Le général Moulay Hafid, alors ministre de la Maison royale, ne s’en cachait pas lorsqu’il me l’a dit à Marrakech, sans détour. Et pourtant, son rêve ne vit pas le jour. Les murs se dressèrent, les ambitions divergèrent, les silences devinrent soupçons. Mais lui ne renia jamais son idéal. Il en conserva les contours dans le secret de ses pensées, et dans l’élégance sobre de son action.
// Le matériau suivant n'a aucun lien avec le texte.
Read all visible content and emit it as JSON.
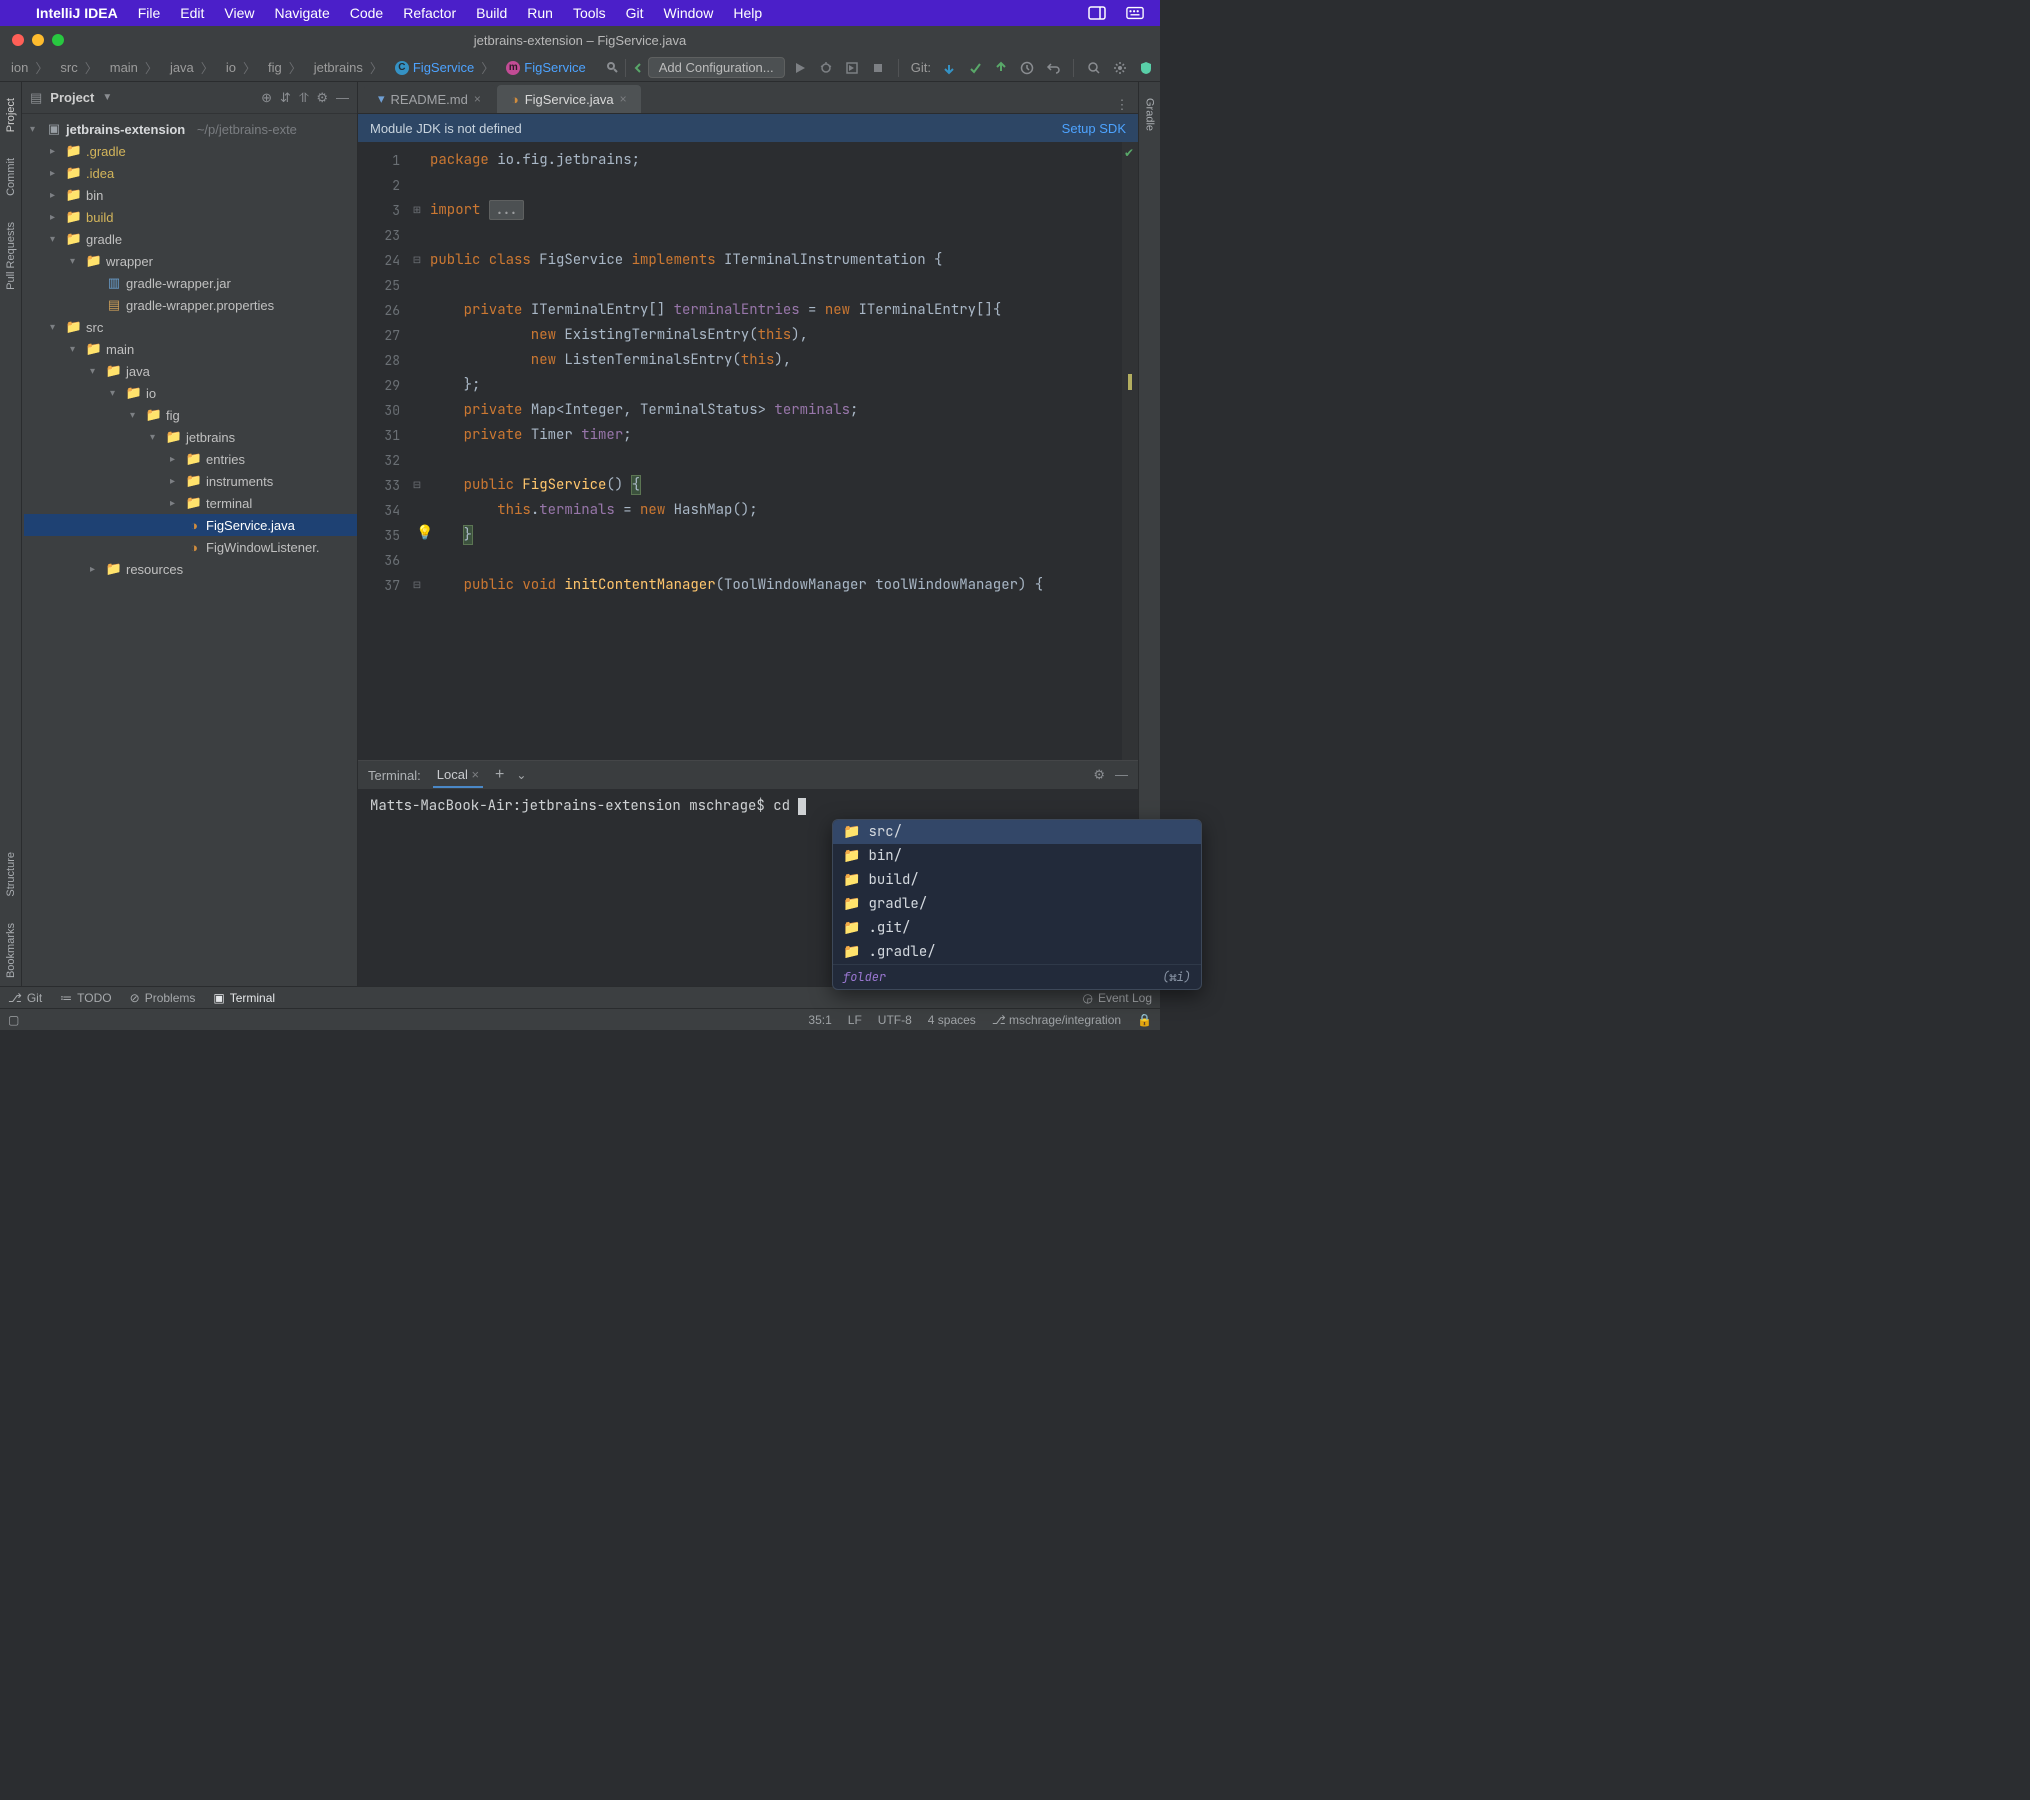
{
  "mac_menu": {
    "app": "IntelliJ IDEA",
    "items": [
      "File",
      "Edit",
      "View",
      "Navigate",
      "Code",
      "Refactor",
      "Build",
      "Run",
      "Tools",
      "Git",
      "Window",
      "Help"
    ]
  },
  "window_title": "jetbrains-extension – FigService.java",
  "breadcrumbs": [
    "ion",
    "src",
    "main",
    "java",
    "io",
    "fig",
    "jetbrains"
  ],
  "crumb_class": "FigService",
  "crumb_method": "FigService",
  "config_button": "Add Configuration...",
  "git_label": "Git:",
  "left_sidebar": [
    "Project",
    "Commit",
    "Pull Requests"
  ],
  "right_sidebar": [
    "Gradle"
  ],
  "project": {
    "label": "Project",
    "root": "jetbrains-extension",
    "root_path": "~/p/jetbrains-exte",
    "tree": [
      {
        "d": 1,
        "arrow": ">",
        "icon": "folder",
        "name": ".gradle",
        "cls": "hl"
      },
      {
        "d": 1,
        "arrow": ">",
        "icon": "folder",
        "name": ".idea",
        "cls": "hl"
      },
      {
        "d": 1,
        "arrow": ">",
        "icon": "folder",
        "name": "bin"
      },
      {
        "d": 1,
        "arrow": ">",
        "icon": "folder",
        "name": "build",
        "cls": "hl"
      },
      {
        "d": 1,
        "arrow": "v",
        "icon": "folder",
        "name": "gradle"
      },
      {
        "d": 2,
        "arrow": "v",
        "icon": "folder",
        "name": "wrapper"
      },
      {
        "d": 3,
        "arrow": "",
        "icon": "jar",
        "name": "gradle-wrapper.jar"
      },
      {
        "d": 3,
        "arrow": "",
        "icon": "props",
        "name": "gradle-wrapper.properties"
      },
      {
        "d": 1,
        "arrow": "v",
        "icon": "folder",
        "name": "src"
      },
      {
        "d": 2,
        "arrow": "v",
        "icon": "folder",
        "name": "main"
      },
      {
        "d": 3,
        "arrow": "v",
        "icon": "folder",
        "name": "java"
      },
      {
        "d": 4,
        "arrow": "v",
        "icon": "folder",
        "name": "io"
      },
      {
        "d": 5,
        "arrow": "v",
        "icon": "folder",
        "name": "fig"
      },
      {
        "d": 6,
        "arrow": "v",
        "icon": "folder",
        "name": "jetbrains"
      },
      {
        "d": 7,
        "arrow": ">",
        "icon": "folder",
        "name": "entries"
      },
      {
        "d": 7,
        "arrow": ">",
        "icon": "folder",
        "name": "instruments"
      },
      {
        "d": 7,
        "arrow": ">",
        "icon": "folder",
        "name": "terminal"
      },
      {
        "d": 7,
        "arrow": "",
        "icon": "java",
        "name": "FigService.java",
        "selected": true
      },
      {
        "d": 7,
        "arrow": "",
        "icon": "java",
        "name": "FigWindowListener."
      },
      {
        "d": 3,
        "arrow": ">",
        "icon": "folder",
        "name": "resources"
      }
    ]
  },
  "editor": {
    "tabs": [
      {
        "name": "README.md",
        "active": false,
        "icon": "md"
      },
      {
        "name": "FigService.java",
        "active": true,
        "icon": "java"
      }
    ],
    "banner": "Module JDK is not defined",
    "banner_action": "Setup SDK",
    "line_numbers": [
      "1",
      "2",
      "3",
      "23",
      "24",
      "25",
      "26",
      "27",
      "28",
      "29",
      "30",
      "31",
      "32",
      "33",
      "34",
      "35",
      "36",
      "37"
    ],
    "lines": [
      [
        {
          "t": "package ",
          "c": "kw"
        },
        {
          "t": "io.fig.jetbrains",
          "c": "typ"
        },
        {
          "t": ";",
          "c": "typ"
        }
      ],
      [],
      [
        {
          "t": "import ",
          "c": "kw"
        },
        {
          "t": "...",
          "c": "folded"
        }
      ],
      [],
      [
        {
          "t": "public class ",
          "c": "kw"
        },
        {
          "t": "FigService ",
          "c": "typ"
        },
        {
          "t": "implements ",
          "c": "kw"
        },
        {
          "t": "ITerminalInstrumentation {",
          "c": "typ"
        }
      ],
      [],
      [
        {
          "t": "    private ",
          "c": "kw"
        },
        {
          "t": "ITerminalEntry[] ",
          "c": "typ"
        },
        {
          "t": "terminalEntries",
          "c": "ident"
        },
        {
          "t": " = ",
          "c": "typ"
        },
        {
          "t": "new ",
          "c": "kw"
        },
        {
          "t": "ITerminalEntry[]{",
          "c": "typ"
        }
      ],
      [
        {
          "t": "            new ",
          "c": "kw"
        },
        {
          "t": "ExistingTerminalsEntry(",
          "c": "typ"
        },
        {
          "t": "this",
          "c": "kw"
        },
        {
          "t": "),",
          "c": "typ"
        }
      ],
      [
        {
          "t": "            new ",
          "c": "kw"
        },
        {
          "t": "ListenTerminalsEntry(",
          "c": "typ"
        },
        {
          "t": "this",
          "c": "kw"
        },
        {
          "t": "),",
          "c": "typ"
        }
      ],
      [
        {
          "t": "    };",
          "c": "typ"
        }
      ],
      [
        {
          "t": "    private ",
          "c": "kw"
        },
        {
          "t": "Map<Integer, TerminalStatus> ",
          "c": "typ"
        },
        {
          "t": "terminals",
          "c": "ident"
        },
        {
          "t": ";",
          "c": "typ"
        }
      ],
      [
        {
          "t": "    private ",
          "c": "kw"
        },
        {
          "t": "Timer ",
          "c": "typ"
        },
        {
          "t": "timer",
          "c": "ident"
        },
        {
          "t": ";",
          "c": "typ"
        }
      ],
      [],
      [
        {
          "t": "    public ",
          "c": "kw"
        },
        {
          "t": "FigService",
          "c": "fn"
        },
        {
          "t": "() ",
          "c": "typ"
        },
        {
          "t": "{",
          "c": "typ brace-hl"
        }
      ],
      [
        {
          "t": "        this",
          "c": "kw"
        },
        {
          "t": ".",
          "c": "typ"
        },
        {
          "t": "terminals",
          "c": "ident"
        },
        {
          "t": " = ",
          "c": "typ"
        },
        {
          "t": "new ",
          "c": "kw"
        },
        {
          "t": "HashMap();",
          "c": "typ"
        }
      ],
      [
        {
          "t": "    ",
          "c": ""
        },
        {
          "t": "}",
          "c": "typ brace-hl"
        }
      ],
      [],
      [
        {
          "t": "    public void ",
          "c": "kw"
        },
        {
          "t": "initContentManager",
          "c": "fn"
        },
        {
          "t": "(ToolWindowManager toolWindowManager) {",
          "c": "typ"
        }
      ]
    ]
  },
  "terminal": {
    "label": "Terminal:",
    "tab": "Local",
    "prompt": "Matts-MacBook-Air:jetbrains-extension mschrage$ cd ",
    "suggestions": [
      "src/",
      "bin/",
      "build/",
      "gradle/",
      ".git/",
      ".gradle/"
    ],
    "suggest_footer": "folder",
    "suggest_hint": "(⌘i)"
  },
  "bottom_tools": {
    "git": "Git",
    "todo": "TODO",
    "problems": "Problems",
    "terminal": "Terminal",
    "eventlog": "Event Log"
  },
  "status": {
    "pos": "35:1",
    "lf": "LF",
    "enc": "UTF-8",
    "indent": "4 spaces",
    "branch": "mschrage/integration"
  },
  "left_bottom_sidebar": [
    "Structure",
    "Bookmarks"
  ]
}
Il veilla sur ce rêve sans l’abandonner, même quand tout semblait en nier la possibilité. Il fut cela : un veilleur éveillé du rêve maghrébin, refusant le renoncement, gardant vivante la flamme, non dans les mots, mais dans l’attente active d’un possible réenchantement.
Il avait foi dans l’avenir, et surtout dans la sagesse de Sa Majesté le Roi Mohammed VI dont la main tendue à l’Algérie, constante et sincère, incarne l’espérance d’une réconciliation juste et durable entre peuples frères.
Son départ du gouvernement en 1977 ne fut point un effacement. Il poursuivit sa mission au service de l’État : à la tête de la BNDE, dans des fonctions où l’ombre est parfois plus décisive que la lumière. Il s’approcha d’un courant enraciné dans le pays profond, aux côtés de Moussa Saâdi et d’autres figures engagées, et tenta de construire un espace politique fidèle à l’esprit d’un Maroc moderne et solidaire.
Ceux qui s’opposèrent à lui, après avoir claqué la porte du RNI conduit par Ahmed Osman, le firent souvent avec dureté. Il eut des adversaires farouches, et connut lui aussi un passage à vide. Mais il ne répondit jamais par la rancœur. Il tenait, comme par vocation, à rester digne, mesuré, calme dans la tempête.
Fin négociateur, il avait œuvré aux côtés de Sidi Mohamed Cherkaoui, grande figure du mouvement national, dans l’ombre féconde de la diplomatie, à Paris, sous De Gaulle.
Un charme unique émanait de sa personne. Abdelkader Benslimane avait à revendre courage et largesse de vue. Il vouait une tendresse infinie et un amour incommensurable à son épouse, ainsi qu’à ses enfants, qu’il entourait d’une attention constante et d’un amour fidèle. Et je peux dire, pour ma part, qu’il a eu une influence positive dans ma propre vie.
Aujourd’hui, il nous laisse un legs précieux : celui d’une fidélité inébranlable à la monarchie, à l’État, à l’idéal maghrébin. Une fidélité sans faille. Et dans une époque où la loyauté se dilue dans les vents du court terme, son exemple demeure.